Cookiecutter for a more transparent and reproducible science
A few weeks back, I watched a tutorial called Data Science is Software from SciPy 2016. It reminded my about the debate how reproducible science really is. According to Nature, the majority of scientists agree that there is a reproducibility crisis.
That is indeed frustrating, also because research itself should be transparent. I also understand why that is the case from my own experiences: Imagine you did some fine research and you’ve saved your results for a later publication. The results themselves have been hard to obtain, either beacuse of extensive data analysis, lenghty computer simultions or scraping data from a larger database. Later that year you realised that some of the results are corrupt or you did a mistake in the analysis or you had a wrong configuration. In this case you try to reproduce your own results. However, this is a tedious task, so you go back to the beginning a try to repeat each single step to get to your final result. Fine! But wait. Why not simply automating this process from the beginning? Yeah, sure, but how? Meet cookiecutter!

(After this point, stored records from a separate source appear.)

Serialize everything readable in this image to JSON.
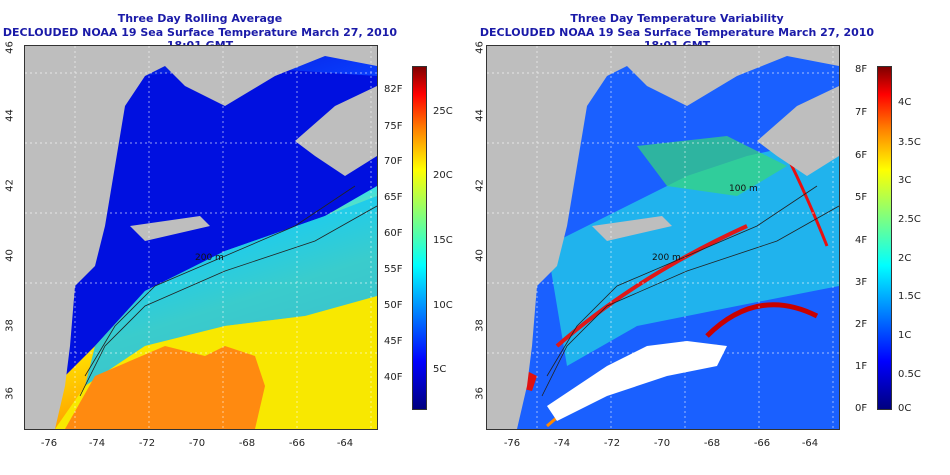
{
  "left_panel": {
    "title_line1": "Three Day Rolling Average",
    "title_line2": "DECLOUDED NOAA 19 Sea Surface Temperature March 27, 2010 18:01 GMT",
    "contour_label": "200 m",
    "colorbar_fahrenheit": [
      "82F",
      "75F",
      "70F",
      "65F",
      "60F",
      "55F",
      "50F",
      "45F",
      "40F"
    ],
    "colorbar_celsius": [
      "25C",
      "20C",
      "15C",
      "10C",
      "5C"
    ]
  },
  "right_panel": {
    "title_line1": "Three Day Temperature Variability",
    "title_line2": "DECLOUDED NOAA 19 Sea Surface Temperature March 27, 2010 18:01 GMT",
    "contour_label": "200 m",
    "contour_label_2": "100 m",
    "colorbar_fahrenheit": [
      "8F",
      "7F",
      "6F",
      "5F",
      "4F",
      "3F",
      "2F",
      "1F",
      "0F"
    ],
    "colorbar_celsius": [
      "4C",
      "3.5C",
      "3C",
      "2.5C",
      "2C",
      "1.5C",
      "1C",
      "0.5C",
      "0C"
    ]
  },
  "axes": {
    "latitude_ticks": [
      "46",
      "44",
      "42",
      "40",
      "38",
      "36"
    ],
    "longitude_ticks": [
      "-76",
      "-74",
      "-72",
      "-70",
      "-68",
      "-66",
      "-64"
    ]
  },
  "colors": {
    "title": "#1a1aa8",
    "land": "#bebebe",
    "sst_scale": [
      "#00007f",
      "#0000ff",
      "#007fff",
      "#00ffff",
      "#7fff7f",
      "#ffff00",
      "#ff7f00",
      "#ff0000",
      "#7f0000"
    ]
  }
}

So I adopted the philosophy of the guys from the video above, which states that in order to deliver reproducible (data) science you need “A logical, reasonably standardized, but flexible project structure for doing and sharing data science work.”, and developed a similar cookiecutter project template aimed for scientists.
You can find the source on Github. Simply install it for your next science project:
cookiecutter gh:mkrapp/cookiecutter-reproducible-science
This tool provides you the basic structure of your research project. You can adjust it to your needsand need to fill it with your reproducible workflow. You can add a customized Makefile
, add you preferred command line tools, scripts, or model source code. You can also add raw data and processed data. You can document and also write you scientific paper within this structure.
Let’s do more reproducible and transparent science!!!